The allure of oligarchy

With the unfolding histrionics of Trump’s recent election, it is increasingly apparent that there is a rift between liberalism and libertarianism. One (liberalism) is openness to new ideas; the other (libertarianism) advocates minimal state intervention. The paradox (that is, the unanticipated conflict between social welfare and personal independence) is that anything which violates the entitlement of others to freedom from the conduct of others is interpreted as an invasion of that privacy.  As a result, the dominance of the majority (specifically its putative rulers) becomes the priority.  This in turn precipitates attack on anything which unsettles the unobstructed traction of the rulers’ interests. Examples of this transition include intolerance of minority religions, intolerance of minority needs and behaviour, intolerance of minority literature, division of labour interests, commercial and political governance, etc. Basically anything that disturbs the rule of governing interests is discounted. It must be expected that the universal human nature for preservation of its self-interest will prevail. There is no logical reason whatever that distances or defends that preoccupation. To imagine that the actors of the drama have attended some school of beneficence before assuming control is irrational.

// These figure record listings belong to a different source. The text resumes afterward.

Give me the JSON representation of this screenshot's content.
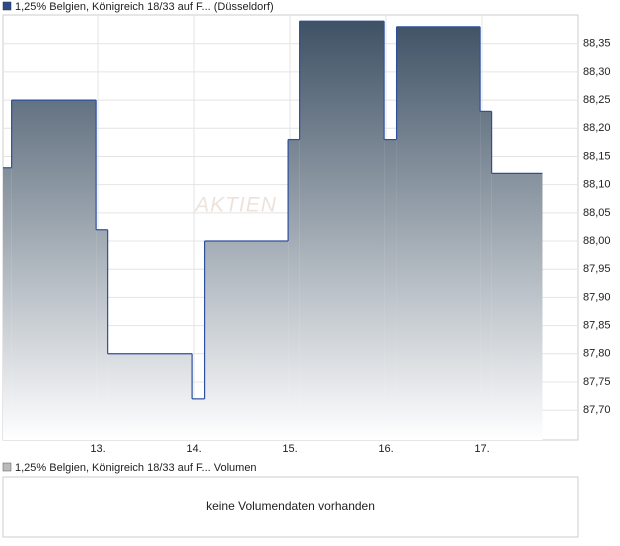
{
  "chart_data": {
    "type": "step-area",
    "x": [
      12.01,
      12.1,
      12.98,
      13.1,
      13.98,
      14.11,
      14.98,
      15.1,
      15.98,
      16.11,
      16.98,
      17.1,
      17.63
    ],
    "series": [
      {
        "name": "1,25% Belgien, Königreich 18/33 auf F... (Düsseldorf)",
        "color": "#2d4f9e",
        "values": [
          88.13,
          88.25,
          88.02,
          87.8,
          87.72,
          88.0,
          88.18,
          88.39,
          88.18,
          88.38,
          88.23,
          88.12,
          88.12
        ]
      }
    ],
    "fill_gradient": [
      "#3e5164",
      "#ffffff"
    ],
    "legend_color": "#2a4a8a",
    "xlim": [
      12.01,
      18.0
    ],
    "xticks": [
      {
        "value": 13,
        "label": "13."
      },
      {
        "value": 14,
        "label": "14."
      },
      {
        "value": 15,
        "label": "15."
      },
      {
        "value": 16,
        "label": "16."
      },
      {
        "value": 17,
        "label": "17."
      }
    ],
    "ylim": [
      87.647,
      88.401
    ],
    "yticks": [
      {
        "value": 87.7,
        "label": "87,70"
      },
      {
        "value": 87.75,
        "label": "87,75"
      },
      {
        "value": 87.8,
        "label": "87,80"
      },
      {
        "value": 87.85,
        "label": "87,85"
      },
      {
        "value": 87.9,
        "label": "87,90"
      },
      {
        "value": 87.95,
        "label": "87,95"
      },
      {
        "value": 88.0,
        "label": "88,00"
      },
      {
        "value": 88.05,
        "label": "88,05"
      },
      {
        "value": 88.1,
        "label": "88,10"
      },
      {
        "value": 88.15,
        "label": "88,15"
      },
      {
        "value": 88.2,
        "label": "88,20"
      },
      {
        "value": 88.25,
        "label": "88,25"
      },
      {
        "value": 88.3,
        "label": "88,30"
      },
      {
        "value": 88.35,
        "label": "88,35"
      }
    ],
    "grid": true,
    "watermark": "AKTIEN"
  },
  "volume_panel": {
    "legend": "1,25% Belgien, Königreich 18/33 auf F... Volumen",
    "legend_color": "#bbbbbb",
    "message": "keine Volumendaten vorhanden"
  }
}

Several commentators and scholars have suggested that the United States demonstrates characteristics of an oligarchy, particularly in relation to the concentration of wealth and political influence among a small elite, as exemplified by the list of top (political party) donors.

The so-called conservative thinking is often nothing more than dilution of possible intervention, sometimes assuming the horrific schemes of political assassination, murder of unfavourable news reporters and sometimes genocide, all of which has formed and continues to form part of global governance, from Russia to Rhodesia, from South Africa (Apartheid) to the Philippines (Marcos) and Iran (Shia).

Government by an oligarchy is convenient.  Conflict with the ruling class is eliminated. Elections become redundant and costly. Meanwhile the public is removed from the constancy of debate. The patterns of conduct become clearer and clearer, eliminating disruption on incalculable levels. Oligarchy is as well arguably a wiser form of government because it is composed of those who, by approved credentials, have proven themselves capable of directing traffic. But by definition oligarchy is incompatible with democracy.

Once again however the challenge arises between the interests of the oligarchs (to maintain fluid and uninterrupted control) and the interests of the masses (to sustain their separate needs and security). Democracy by definition is an infinite paradigm, constantly evolving and technically volatile.  Democracy is therefore not exactly the prescription for guaranteed quietude. For a disgruntled population, for people exhausted hearing of other people’s irrelevant ambitions, for those yearning for the faintly memorable past and for those pretending they might in fact revive it, the return to unblemished constancy is irresistible.

Unfortunately the prospect is purely fictional.  In a world of unlimited variety it is irresponsible to presume that everything will blend. Prolonged speculation that oligarchy is the answer is like thinking a cloudy day will obscure one’s pain. But neither the objection nor the regret will succeed to safeguard the assembly. Some things are plainly irreversible. Therefore while it is understandable to seek a return to imagined prior uniformity, while people cannot be blamed for disliking disruption of their erstwhile placidity, the world is moving on.  The proliferation of the internet and Artificial Intelligence, combined with its complexities of social media (which the ruling class naturally seeks to restrain) is a far greater innovation than printing and the written word; it is a medium that transcends and broadens the scope and manner of traditional communication.

Oligarchy (from Ancient Greek rule by few) is a form of government in which power rests with a small number of people. These people may or may not be distinguished by one or several characteristics, such as nobility, fame, wealth, education, or corporate, religious, political, or military control.

George Bernard Shaw: I now want to give the common man weapons against the intellectual man. I love the common people. I want to arm them against the lawyer, the doctor, the priest, the literary man, the professor, the artist, and the politician, who, once in authority, is the most dangerous, disastrous, and tyrannical of all the fools, rascals, and impostors. I want a democratic power strong enough to force the intellectual oligarchy to use its genius for the general good or else perish.